Written by Hannah Schmidtler
Before controls were installed in October, at least 10% of claims submitted to the state’s Employment Development Department were fraudulent; meaning nearly $9.8 billion was lost to fraud. This is nearly double the original estimate.
According to investigators, this massive fraud has led to unemployment benefits being paid out to organized crime syndicates in Russia, China, and other countries.
California’s EDD office has been massively backlogged due to the influx of unemployment claims associated with the Covid-19 lockdown. At its height, the department faced a backlog of 1.6 million claims. California has processed more than 16 million claims and paid out $13 billion in benefits over the course of the pandemic.
The state addressed the fraud, acknowledging that fraudulent claims were made that allowed prison inmates to receive unemployment benefits, including death row inmates in some cases. The state has also taken steps to address the problem. The biggest being the hiring of Hall’s Company. The company was hired by the Employment Development Department in October to oversee claims. So far they have successfully blocked around 470,000 phony claims.
Hall’s Company explained that surprisingly most fraud came from outside the United States. More than 20 foreign countries were found to be involved in making fraudulent claims.

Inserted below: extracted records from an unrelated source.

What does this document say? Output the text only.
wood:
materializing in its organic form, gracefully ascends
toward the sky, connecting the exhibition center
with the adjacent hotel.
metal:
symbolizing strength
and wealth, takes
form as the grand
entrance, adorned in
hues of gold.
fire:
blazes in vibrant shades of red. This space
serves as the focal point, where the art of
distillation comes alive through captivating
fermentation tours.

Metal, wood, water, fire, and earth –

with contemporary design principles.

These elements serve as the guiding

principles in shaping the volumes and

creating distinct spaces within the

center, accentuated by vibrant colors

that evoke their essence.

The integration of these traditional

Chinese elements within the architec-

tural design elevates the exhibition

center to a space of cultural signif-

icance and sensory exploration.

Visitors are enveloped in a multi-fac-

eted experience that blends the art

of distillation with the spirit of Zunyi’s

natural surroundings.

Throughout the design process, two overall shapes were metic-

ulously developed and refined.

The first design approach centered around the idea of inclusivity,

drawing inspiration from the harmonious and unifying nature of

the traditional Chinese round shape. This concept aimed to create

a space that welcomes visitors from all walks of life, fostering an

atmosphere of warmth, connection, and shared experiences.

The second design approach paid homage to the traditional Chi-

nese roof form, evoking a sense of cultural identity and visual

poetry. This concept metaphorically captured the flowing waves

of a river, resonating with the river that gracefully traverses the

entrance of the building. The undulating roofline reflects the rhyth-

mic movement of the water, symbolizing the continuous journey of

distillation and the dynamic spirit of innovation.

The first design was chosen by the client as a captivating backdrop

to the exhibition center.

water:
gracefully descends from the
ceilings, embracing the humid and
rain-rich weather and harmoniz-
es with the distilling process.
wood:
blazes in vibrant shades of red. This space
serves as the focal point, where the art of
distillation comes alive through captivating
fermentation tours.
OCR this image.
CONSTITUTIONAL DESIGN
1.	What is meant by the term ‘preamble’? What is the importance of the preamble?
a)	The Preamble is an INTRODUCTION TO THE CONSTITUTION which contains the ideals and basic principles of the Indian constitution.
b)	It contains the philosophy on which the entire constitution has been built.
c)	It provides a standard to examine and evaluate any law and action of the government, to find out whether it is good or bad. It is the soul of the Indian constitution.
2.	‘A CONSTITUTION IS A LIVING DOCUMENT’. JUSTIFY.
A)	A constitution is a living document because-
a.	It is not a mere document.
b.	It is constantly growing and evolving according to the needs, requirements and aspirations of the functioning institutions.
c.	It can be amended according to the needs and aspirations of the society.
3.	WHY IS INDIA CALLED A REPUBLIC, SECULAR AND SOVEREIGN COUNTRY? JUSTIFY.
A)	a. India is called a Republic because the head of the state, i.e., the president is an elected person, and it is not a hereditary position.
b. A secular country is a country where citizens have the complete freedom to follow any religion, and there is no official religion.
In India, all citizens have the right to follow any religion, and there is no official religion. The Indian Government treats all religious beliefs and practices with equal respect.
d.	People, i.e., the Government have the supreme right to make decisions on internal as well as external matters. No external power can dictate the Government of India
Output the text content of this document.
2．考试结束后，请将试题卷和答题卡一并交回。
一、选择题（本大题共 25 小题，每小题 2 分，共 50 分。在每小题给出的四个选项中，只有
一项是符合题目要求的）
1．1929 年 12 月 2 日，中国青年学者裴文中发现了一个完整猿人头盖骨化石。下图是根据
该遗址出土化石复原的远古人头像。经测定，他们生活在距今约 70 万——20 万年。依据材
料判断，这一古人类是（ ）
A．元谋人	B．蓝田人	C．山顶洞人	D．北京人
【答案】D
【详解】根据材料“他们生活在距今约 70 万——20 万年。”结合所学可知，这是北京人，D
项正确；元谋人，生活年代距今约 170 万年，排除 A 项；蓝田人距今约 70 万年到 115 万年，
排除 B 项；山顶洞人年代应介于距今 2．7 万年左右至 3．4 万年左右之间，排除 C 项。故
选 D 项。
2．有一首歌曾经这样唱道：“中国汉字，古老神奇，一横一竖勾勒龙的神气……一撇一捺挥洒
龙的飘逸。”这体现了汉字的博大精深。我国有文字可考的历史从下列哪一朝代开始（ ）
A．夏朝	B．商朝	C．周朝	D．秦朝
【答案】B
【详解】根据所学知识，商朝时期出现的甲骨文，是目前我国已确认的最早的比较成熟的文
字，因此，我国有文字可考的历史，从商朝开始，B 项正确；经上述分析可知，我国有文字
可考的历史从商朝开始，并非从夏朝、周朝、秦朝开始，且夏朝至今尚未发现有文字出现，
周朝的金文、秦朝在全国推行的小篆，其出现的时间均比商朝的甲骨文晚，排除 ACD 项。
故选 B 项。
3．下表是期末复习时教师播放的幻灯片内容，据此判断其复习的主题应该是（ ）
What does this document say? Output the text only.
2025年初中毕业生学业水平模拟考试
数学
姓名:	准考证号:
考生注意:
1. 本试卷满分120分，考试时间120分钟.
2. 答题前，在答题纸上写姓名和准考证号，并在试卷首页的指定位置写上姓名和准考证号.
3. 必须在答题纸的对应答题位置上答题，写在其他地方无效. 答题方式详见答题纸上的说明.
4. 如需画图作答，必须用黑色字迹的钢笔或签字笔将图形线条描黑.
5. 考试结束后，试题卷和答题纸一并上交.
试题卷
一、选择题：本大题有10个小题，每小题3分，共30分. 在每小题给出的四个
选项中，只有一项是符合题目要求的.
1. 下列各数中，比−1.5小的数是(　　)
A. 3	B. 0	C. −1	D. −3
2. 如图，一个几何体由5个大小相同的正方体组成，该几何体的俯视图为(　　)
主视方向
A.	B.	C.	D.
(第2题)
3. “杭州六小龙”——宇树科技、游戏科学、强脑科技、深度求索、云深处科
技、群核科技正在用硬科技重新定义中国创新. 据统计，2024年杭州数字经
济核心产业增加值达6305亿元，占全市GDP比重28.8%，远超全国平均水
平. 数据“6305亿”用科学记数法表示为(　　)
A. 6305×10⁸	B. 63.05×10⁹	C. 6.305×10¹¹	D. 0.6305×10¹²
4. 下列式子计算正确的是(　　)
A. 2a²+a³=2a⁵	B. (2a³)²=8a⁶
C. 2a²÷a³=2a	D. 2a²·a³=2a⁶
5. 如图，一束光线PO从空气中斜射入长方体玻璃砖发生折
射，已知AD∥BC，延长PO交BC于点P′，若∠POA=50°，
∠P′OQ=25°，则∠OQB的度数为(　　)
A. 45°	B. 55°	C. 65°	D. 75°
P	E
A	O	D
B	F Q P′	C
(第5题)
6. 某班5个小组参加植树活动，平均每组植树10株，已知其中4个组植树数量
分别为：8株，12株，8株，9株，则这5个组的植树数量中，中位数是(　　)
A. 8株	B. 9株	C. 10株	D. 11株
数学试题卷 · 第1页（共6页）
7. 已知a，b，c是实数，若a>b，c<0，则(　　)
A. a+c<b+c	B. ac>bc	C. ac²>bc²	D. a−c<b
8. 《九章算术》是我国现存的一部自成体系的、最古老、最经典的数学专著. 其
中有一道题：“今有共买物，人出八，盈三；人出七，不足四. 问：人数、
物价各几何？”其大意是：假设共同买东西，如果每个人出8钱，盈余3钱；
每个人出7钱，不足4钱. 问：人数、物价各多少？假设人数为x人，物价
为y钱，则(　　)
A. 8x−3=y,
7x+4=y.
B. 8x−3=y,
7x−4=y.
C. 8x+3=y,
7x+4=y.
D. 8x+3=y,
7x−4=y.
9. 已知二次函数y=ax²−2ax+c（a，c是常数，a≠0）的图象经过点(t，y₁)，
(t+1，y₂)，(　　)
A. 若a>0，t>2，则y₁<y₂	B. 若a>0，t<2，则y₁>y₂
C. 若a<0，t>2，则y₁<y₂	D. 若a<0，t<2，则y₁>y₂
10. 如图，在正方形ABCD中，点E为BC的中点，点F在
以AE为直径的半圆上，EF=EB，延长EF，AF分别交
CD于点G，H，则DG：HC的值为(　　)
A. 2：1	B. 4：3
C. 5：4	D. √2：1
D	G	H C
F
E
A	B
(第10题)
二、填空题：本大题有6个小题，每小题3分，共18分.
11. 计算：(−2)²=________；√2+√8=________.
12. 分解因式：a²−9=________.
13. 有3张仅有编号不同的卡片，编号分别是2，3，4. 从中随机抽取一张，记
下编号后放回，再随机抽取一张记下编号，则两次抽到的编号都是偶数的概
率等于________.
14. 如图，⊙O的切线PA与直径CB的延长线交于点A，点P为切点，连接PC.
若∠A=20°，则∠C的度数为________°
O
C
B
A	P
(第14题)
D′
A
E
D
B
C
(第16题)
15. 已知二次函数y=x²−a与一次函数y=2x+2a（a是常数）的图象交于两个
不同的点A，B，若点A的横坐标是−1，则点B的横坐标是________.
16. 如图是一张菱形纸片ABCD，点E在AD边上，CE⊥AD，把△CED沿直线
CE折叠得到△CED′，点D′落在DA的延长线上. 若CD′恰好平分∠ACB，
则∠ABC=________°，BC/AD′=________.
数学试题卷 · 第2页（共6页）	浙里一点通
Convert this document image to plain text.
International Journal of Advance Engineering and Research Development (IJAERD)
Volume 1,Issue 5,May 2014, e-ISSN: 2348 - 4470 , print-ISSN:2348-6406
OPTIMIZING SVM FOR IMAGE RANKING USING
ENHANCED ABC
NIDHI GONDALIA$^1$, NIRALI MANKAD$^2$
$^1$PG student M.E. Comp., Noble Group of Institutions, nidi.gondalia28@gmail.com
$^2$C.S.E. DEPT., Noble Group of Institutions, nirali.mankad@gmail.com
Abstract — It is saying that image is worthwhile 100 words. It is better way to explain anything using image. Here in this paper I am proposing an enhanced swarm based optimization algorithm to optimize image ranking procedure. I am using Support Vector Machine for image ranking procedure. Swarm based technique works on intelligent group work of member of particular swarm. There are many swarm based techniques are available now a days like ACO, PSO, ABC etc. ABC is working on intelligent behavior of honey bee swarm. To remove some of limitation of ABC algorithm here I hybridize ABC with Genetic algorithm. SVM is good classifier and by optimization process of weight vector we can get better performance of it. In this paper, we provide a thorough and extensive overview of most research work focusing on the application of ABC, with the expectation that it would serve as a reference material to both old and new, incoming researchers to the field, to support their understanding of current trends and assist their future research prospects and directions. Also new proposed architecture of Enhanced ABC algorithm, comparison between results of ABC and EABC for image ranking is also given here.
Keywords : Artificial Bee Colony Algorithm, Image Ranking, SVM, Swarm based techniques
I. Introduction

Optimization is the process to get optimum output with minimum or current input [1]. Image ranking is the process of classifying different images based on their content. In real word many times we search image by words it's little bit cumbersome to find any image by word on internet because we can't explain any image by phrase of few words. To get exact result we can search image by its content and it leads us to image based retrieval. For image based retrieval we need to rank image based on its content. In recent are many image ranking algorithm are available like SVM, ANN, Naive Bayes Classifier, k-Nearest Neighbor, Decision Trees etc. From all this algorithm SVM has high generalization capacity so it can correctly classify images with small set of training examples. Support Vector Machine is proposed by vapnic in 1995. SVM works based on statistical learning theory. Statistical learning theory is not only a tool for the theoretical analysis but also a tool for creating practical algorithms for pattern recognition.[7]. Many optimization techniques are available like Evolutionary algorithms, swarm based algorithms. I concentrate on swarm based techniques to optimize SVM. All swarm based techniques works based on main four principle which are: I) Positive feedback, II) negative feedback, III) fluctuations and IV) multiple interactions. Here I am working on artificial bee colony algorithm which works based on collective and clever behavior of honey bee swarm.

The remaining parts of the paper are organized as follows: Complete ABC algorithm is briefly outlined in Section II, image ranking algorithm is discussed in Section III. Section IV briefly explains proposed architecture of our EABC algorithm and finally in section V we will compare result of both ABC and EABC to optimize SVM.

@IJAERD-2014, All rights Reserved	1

Claims were made using stolen identity information and “money mules,” which were sent to pick up the unemployment benefits. Hall’s Company made a statement on the severity of the problem, “When the Russians and the Nigerians and the Chinese are the players on the field, they are going to put up some points. This is a very sophisticated cyberattack that’s being run at scale.”
Rita Saenz, the Employment Development Department director, explained that she takes the fraud seriously. “My intention is to do everything we can, working with our law enforcement partners, to catch whoever is doing it and bring them to justice.”